It's a few years down the road and you and I are married. We live in a cozy 3 bedroom house, a room we turned in to an office, and the second is a guest room, and finally, the master bedroom where we participate in all of our guilty pleasures.
Knowing about our high sex drives, we have sex almost every or every other week night, and multiple times on weekends and that's what we've gotten used to, our bodies crave it like a drug and something feels terribly wrong if a weekend night goes without it.
On a Wednesday night, you tell me that for the first time, your boss is sending you out of state to finish up some work and you'll be gone Friday morning and won't be home til Sunday evening.
We, of course, are not pleased at all with the news. How could we go almost 3 days without seeing each other? Without touching, kissing, or feeling each other? You tell me it's something you have to do and we try to bring ourselves to think positively about it and consider all the pros; we get a chance to miss each other, I'll have more time to work on the web development project due the week after, cleaning out the pantry and reorganizing things around the house. Surely the time will fly, right?

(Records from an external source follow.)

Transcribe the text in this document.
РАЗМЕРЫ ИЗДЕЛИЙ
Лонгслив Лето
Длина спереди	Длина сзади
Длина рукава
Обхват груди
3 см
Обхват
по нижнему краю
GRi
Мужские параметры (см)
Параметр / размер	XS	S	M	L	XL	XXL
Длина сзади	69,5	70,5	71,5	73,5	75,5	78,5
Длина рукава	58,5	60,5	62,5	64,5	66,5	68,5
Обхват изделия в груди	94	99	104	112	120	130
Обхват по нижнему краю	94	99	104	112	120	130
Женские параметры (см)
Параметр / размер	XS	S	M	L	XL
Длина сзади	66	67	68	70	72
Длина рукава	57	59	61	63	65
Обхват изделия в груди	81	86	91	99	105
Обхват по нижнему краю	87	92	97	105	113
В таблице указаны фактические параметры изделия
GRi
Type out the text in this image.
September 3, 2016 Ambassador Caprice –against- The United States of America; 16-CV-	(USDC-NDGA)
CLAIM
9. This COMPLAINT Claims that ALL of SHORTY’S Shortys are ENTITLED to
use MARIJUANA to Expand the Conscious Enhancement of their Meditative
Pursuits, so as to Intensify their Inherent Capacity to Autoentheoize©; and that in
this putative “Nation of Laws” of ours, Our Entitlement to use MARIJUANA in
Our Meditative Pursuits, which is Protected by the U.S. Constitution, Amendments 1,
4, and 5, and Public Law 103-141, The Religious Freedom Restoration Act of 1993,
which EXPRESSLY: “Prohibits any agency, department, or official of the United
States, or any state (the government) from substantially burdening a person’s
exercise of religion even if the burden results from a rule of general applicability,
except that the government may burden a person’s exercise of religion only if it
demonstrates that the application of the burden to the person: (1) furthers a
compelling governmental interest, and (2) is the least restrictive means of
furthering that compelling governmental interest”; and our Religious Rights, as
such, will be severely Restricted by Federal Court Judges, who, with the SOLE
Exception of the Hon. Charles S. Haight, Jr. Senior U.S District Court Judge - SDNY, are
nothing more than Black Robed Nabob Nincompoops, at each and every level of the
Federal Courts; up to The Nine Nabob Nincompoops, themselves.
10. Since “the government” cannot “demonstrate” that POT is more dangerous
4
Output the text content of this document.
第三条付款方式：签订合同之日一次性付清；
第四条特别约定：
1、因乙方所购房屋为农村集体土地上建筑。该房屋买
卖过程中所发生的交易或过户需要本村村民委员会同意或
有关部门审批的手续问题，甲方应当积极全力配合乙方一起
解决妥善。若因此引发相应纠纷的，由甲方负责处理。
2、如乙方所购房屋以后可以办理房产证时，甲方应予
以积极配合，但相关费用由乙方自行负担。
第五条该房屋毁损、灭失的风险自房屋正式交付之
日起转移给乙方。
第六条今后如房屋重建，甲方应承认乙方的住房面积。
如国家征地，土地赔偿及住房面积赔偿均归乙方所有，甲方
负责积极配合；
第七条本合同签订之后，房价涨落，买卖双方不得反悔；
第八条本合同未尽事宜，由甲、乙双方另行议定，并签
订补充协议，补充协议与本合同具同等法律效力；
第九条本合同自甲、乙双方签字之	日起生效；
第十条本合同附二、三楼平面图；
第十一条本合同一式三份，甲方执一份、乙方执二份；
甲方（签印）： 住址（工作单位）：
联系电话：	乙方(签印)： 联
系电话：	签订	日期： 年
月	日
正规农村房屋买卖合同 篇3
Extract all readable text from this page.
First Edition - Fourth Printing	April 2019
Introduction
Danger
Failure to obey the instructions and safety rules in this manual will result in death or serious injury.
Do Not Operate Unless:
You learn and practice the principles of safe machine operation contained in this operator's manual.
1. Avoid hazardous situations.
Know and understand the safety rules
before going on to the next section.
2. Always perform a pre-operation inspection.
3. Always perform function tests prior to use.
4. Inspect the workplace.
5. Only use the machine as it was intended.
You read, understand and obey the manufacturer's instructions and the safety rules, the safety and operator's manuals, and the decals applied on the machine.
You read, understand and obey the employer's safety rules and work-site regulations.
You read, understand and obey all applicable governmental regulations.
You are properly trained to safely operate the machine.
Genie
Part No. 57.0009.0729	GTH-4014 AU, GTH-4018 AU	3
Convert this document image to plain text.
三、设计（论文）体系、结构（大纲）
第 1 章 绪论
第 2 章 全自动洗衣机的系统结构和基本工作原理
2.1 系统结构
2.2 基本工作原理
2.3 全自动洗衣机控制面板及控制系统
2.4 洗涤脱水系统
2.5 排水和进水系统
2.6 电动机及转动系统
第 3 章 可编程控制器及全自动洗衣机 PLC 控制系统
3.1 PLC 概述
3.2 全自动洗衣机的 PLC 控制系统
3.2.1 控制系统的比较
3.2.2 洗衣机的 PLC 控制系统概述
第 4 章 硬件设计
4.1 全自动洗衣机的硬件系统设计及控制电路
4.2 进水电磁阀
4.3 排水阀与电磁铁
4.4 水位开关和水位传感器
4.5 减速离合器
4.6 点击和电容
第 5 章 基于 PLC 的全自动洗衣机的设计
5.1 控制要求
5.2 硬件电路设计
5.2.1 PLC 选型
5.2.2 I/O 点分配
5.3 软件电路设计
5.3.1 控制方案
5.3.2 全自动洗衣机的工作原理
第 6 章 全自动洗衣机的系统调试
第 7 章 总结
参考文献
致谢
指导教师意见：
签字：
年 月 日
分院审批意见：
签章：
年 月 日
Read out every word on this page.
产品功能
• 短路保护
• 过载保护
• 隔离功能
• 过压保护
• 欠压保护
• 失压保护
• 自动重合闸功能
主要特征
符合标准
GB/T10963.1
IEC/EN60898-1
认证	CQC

So it's Thursday night and needless to say, we fuck for over an hour, taking our time with every little thing and giving each other's body parts more attention than we're used to giving, knowing that we won't get to see each other the next few days. Finally, after cumming twice each, we lay down and cuddle in exhaustion, sweat glistening on our bodies and cum staining the sheets, but we don't care, we're too exhausted and sated to give a damn.
We look at each other and smile, you tell me you love me and give me a kiss on the forehead. I smile back and tell you I love you too as I lay my head on your chest. We're still semi panting as we fall asleep.
It's Friday morning and the first thing I do is reach out hoping to feel you next to me, but you're not there. It hits me that you've already left to catch your 8 am flight. I frown in annoyance and throw my head back on the pillow and sigh.. "It's gonna be a long weekend".
After laying there for a few mins replaying last nights events in my head, I smile as I can still smell sex all around our bedroom, the sheets are even still moist. I start my day by doing laundry, then cleaning the house for the next few hours before I decide to focus on the project and to try to keep myself too busy to notice my body's needs.
The first night was a success, I slept like a baby and the urges weren't as bad as I thought they would be.
It's Saturday. Again, I wake up to an empty bed. It saddens me to wake up for the second time in a row and not seeing your face as soon as my eyes open, or feeling your arms around me holding me tight through the night. I whisper "just one more day.." And I'm off finishing the rest of the house and completing my project by late evening. It's great news that I've managed to finish it 5 days early but that also means I don't have anything left to distract myself with. I lay down on the couch with my blanket and hot chocolate flipping through the channels. I decided I'll be spending the night downstairs on the couch because the bedroom will just bring back all the memories of our last night before you left and I was afraid it'd be too much.
It's been 2 days now since I've felt your touch and it's driving me crazy, it becomes nearly impossible to resist touching myself but we promised we wouldn't do that. We'd wait til we were together to let it all out, all of it. It's a main reason our sex life is as great as it is. We refuse to believe that we can bring to ourselves half the pleasure through masturbating than we do when we fuck.
I'm laying there thinking to myself, I'm in a tough spot. Not only do I feel my wet, but I smell it too. My nipples are sensitive and I get a tingling sensation every time I move an inch that causes my blouse to brush against them, making them rock hard. I'm frustrated. I go upstairs and take a long cold shower to cool myself off. 20 mins later I'm out of the shower and the horniness is mostly gone. I find myself exhausted afterwards so I go back downstairs and get back under the soft, warm, and comfy blanket and the room goes dark.
I wake up to your call the next morning, it's 7:30 am and you tell me you have one last meeting to attend around noon and will be heading to the airport afterwards. You give me your flight info and tell me you'll be home around 7. I want to ask if you'd like me to pick you up from the airport, but instead, I have a better idea, I can't share the details but I tell you it's a surprise that'll put a smile on your face and it'd make both you and I forget all about this disappointing weekend.
By the time we hang up we're both excited about the day to come.
I get up and do some yoga, have a light breakfast and head out for a quick run around the neighborhood. By the time I get home it's already 10 am. "9 more hours" I'm smiling as I get out of the shower. I get dressed and head out to buy some things to surprise you with tonight.
A few hours later I'm hope with a couple of bags in hand. I head up to the bedroom and start preparing.
It's already 3 o'clock and I have just enough time to take another shower, style my hair and try on some of the new lingerie I bought. A pair of black silk panties with a matching mini cup bra. I look at myself in the mirror and I can't help but smile at the sight, hoping you'll like what you see when you get home.